Д. С. Мережковский. Страшное дитя (1910)
<…> Для борьбы с В. Соловьевым нужна иная почва, здесь нужна в противовес ему такая же ясность мысли и желаний. <…> Мало кроме того знать, в чем ошибка В. Соловьева; надо еще противопоставить ложному идеалу Соловьева – такой же ясный свой идеал. А у кого из нас он есть? В этом вся беда.
о. И. Фудель – К. Н. Леонтьеву (16.V.1890)
Известно, что книги имеют свою судьбу – так, о переписке Леонтьева с Фуделем было известно давным-давно, и уже сто лет назад, при публикации (в сокращении) о. Иосифом двух писем к нему К. Н., Розанов сетовал, как мог тот держать подобную ценность под спудом. Однако целиком они оказались опубликованы только сейчас – причем опубликованы вместе с собранием статей о. Иосифа, посвященных К. Н., нескольких его писем разным адресатам и писем к нему на темы, связанные с Леонтьевым, и уникальными воспоминаниями о Леонтьеве, написанными Фуделем по просьбе С. Н. Дурылина менее чем за месяц до смерти, в сентябре 1918 года. Опубликованная переписка ценна в первую очередь тем, что вводит в самое средоточие поздней мысли Леонтьева – с о. Иосифом тот делится самым важным, что занимает его, стремится объяснить саму суть своего учения, делится замыслами и вновь и вновь разъясняет наиболее вдумчивому из молодых учеников из окружавших его в последние годы жизни то в своей мысли, что окружающие не желают или не могут понять – и что объяснить печатно у него уже не хватает ни времени, ни сил (сил пробивать общее невнимание, пристраивать в изданиях, подлаживаться к моменту – словом, выносить все тяготы периодики, уготованные непопулярному публицисту во второсортных изданиях). Но при всем многообразии поднимаемых тем и упоминаемых лиц один персонаж, Владимир Сергеевич Соловьев, занимает в переписке безоговорочно центральное положение, к размышлениям о нем постоянно, с разных ракурсов возвращается Леонтьев. Причем, в отличие от любых прочих имен, Соловьев единственный, с кем непосредственно сопоставляет себя Леонтьев – он выступает в роли своеобразного «двойника», того, кто не просто значим для него (как значимы Катков или Аксаков, Толстой или Достоевский, Данилевский или Филиппов), но чью мысль он воспринимает как вызов себе и проблему. Не страдавший недооценкой своего ума и дарования, Леонтьев мало перед кем испытывал преклонение, и уж тем менее был склонен к подобному чувству в зрелом возрасте – однако к Соловьеву его отношение близко к этому.

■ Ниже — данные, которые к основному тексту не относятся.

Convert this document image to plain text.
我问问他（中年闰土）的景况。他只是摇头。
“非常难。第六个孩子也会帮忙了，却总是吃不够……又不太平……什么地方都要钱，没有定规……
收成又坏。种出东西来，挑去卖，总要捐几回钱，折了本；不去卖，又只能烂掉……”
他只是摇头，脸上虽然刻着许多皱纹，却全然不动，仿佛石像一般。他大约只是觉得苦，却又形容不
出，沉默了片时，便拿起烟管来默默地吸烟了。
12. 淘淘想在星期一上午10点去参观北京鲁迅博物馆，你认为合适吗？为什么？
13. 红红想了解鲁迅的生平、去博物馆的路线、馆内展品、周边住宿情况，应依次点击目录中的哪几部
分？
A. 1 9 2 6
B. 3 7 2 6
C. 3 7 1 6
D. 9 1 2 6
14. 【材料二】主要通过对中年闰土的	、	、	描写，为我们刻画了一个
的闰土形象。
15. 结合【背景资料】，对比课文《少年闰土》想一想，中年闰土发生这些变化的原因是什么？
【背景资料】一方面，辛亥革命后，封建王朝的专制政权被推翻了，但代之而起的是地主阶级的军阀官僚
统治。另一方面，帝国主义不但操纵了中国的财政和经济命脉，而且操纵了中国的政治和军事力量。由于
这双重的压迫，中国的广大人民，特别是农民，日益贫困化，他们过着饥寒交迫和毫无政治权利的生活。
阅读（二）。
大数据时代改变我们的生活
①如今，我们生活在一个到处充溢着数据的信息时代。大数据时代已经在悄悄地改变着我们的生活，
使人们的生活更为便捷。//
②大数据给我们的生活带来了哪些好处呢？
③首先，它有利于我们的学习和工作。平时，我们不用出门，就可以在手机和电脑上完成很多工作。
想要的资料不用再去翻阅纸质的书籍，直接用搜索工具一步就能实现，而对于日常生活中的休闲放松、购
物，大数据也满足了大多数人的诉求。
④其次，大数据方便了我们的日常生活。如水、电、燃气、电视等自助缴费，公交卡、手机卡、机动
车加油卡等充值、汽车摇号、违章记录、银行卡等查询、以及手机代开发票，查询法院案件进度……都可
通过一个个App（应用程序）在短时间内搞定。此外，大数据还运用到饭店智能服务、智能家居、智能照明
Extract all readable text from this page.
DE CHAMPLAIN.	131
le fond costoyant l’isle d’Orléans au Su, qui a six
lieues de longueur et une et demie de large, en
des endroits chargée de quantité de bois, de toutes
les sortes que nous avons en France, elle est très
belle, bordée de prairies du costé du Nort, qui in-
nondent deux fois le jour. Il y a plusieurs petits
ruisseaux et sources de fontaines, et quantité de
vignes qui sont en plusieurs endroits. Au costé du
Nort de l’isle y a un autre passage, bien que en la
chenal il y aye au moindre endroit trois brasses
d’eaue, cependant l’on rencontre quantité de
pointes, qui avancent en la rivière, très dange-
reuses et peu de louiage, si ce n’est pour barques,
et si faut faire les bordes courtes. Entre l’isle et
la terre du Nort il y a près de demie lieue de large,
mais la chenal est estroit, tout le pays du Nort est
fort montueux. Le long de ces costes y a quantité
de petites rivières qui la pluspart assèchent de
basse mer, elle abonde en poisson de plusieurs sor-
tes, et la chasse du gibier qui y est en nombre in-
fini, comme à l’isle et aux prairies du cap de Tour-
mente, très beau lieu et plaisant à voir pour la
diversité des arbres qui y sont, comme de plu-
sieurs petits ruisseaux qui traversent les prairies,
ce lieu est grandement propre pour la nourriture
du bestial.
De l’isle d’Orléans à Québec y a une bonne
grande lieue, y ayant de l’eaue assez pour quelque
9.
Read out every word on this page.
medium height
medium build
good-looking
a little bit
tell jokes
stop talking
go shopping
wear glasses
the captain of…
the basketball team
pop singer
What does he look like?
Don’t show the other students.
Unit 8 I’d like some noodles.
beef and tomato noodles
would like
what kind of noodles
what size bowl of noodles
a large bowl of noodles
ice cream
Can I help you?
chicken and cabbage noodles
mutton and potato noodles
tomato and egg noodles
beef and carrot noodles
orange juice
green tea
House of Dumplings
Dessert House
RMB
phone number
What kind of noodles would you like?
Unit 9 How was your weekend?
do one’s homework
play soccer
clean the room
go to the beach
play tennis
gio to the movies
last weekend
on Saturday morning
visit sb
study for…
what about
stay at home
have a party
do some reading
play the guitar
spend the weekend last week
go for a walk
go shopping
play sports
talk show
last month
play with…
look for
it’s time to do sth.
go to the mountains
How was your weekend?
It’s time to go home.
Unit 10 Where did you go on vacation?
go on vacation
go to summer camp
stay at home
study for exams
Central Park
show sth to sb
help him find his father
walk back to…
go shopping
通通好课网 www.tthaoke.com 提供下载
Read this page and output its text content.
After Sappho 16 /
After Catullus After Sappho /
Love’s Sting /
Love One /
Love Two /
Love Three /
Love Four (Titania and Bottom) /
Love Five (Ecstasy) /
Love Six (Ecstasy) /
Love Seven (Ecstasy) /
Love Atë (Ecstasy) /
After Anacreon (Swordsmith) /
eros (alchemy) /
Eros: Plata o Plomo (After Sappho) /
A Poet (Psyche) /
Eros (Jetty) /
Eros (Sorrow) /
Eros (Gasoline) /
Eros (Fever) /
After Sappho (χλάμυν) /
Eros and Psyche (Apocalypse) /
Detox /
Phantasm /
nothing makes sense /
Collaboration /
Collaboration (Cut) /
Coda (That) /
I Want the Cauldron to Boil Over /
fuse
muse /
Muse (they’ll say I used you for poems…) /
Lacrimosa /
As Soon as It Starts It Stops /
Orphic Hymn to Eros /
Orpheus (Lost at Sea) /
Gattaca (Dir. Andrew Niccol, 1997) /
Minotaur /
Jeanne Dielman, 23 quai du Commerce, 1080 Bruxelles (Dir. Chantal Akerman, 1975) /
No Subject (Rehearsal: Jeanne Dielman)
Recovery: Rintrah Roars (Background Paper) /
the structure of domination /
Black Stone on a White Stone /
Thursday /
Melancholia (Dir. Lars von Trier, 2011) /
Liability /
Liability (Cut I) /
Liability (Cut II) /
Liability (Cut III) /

Познакомился с Вл. Соловьевым Леонтьев в свой приезд в Петербург зимой 1878 года, «тесное общение началось через несколько лет – в 1882–1883 годах, а 6 июля 1885 года Леонтьев сообщал Филиппову о Соловьеве: “мы теперь очень дружны”» (Фетисенко, 2012: 365, прим. 11). О связывавших их отношениях о. Иосиф Фудель писал в 1916 году:
«Это была действительная дружба, корни которой не в рыхлой почве умственного единомыслия людей, а в твердой почве их взаимного сердечного влечения друг к другу, несмотря на принципиальное разномыслие» (с. 401).
Н. А. Бердяев, противопоставляя присущую Леонтьеву конкретную художественную «ясность мышления», раскрывающую «всю сложность его природы и запросов», абстрактной ясности мышления Вл. Соловьева, оказывающейся иногда обманчивой, утверждал (со схематизмом, влекущим неточности, но позволяющим лучше выявить ключевое размежевание): «К. Леонтьев был натуралист, прошедший школу естественных наук, <…> совсем не гностик, без сложных созерцательно-познавательных запросов, политический мыслитель и публицист очень сложной и углубленной мысли» (Бердяев, 2007: 129). Напротив:
«Построения Вл. Соловьева были слишком гладки, слишком рационализированы, слишком ясны. В нем же самом было что-то неясное, не до конца раскрытое, недоговоренное.
Он был один из самых загадочных русских людей <…>. Соловьев <…> не раскрыл, а прикрыл себя в своих произведениях. Его нужно разгадывать по намекам, по отдельным строчкам, по интимным стихам. <…> К. Леонтьев – сложная, яркая, единственная в своем своеобразии натура, но совсем не загадочная. Он – ясный, в своем добре и в своем зле. Вл. Соловьев – весь неясный и загадочный, в нем много обманчивого [выд. мной. – А. Г.]» (Бердяев, 2007: 128, 129).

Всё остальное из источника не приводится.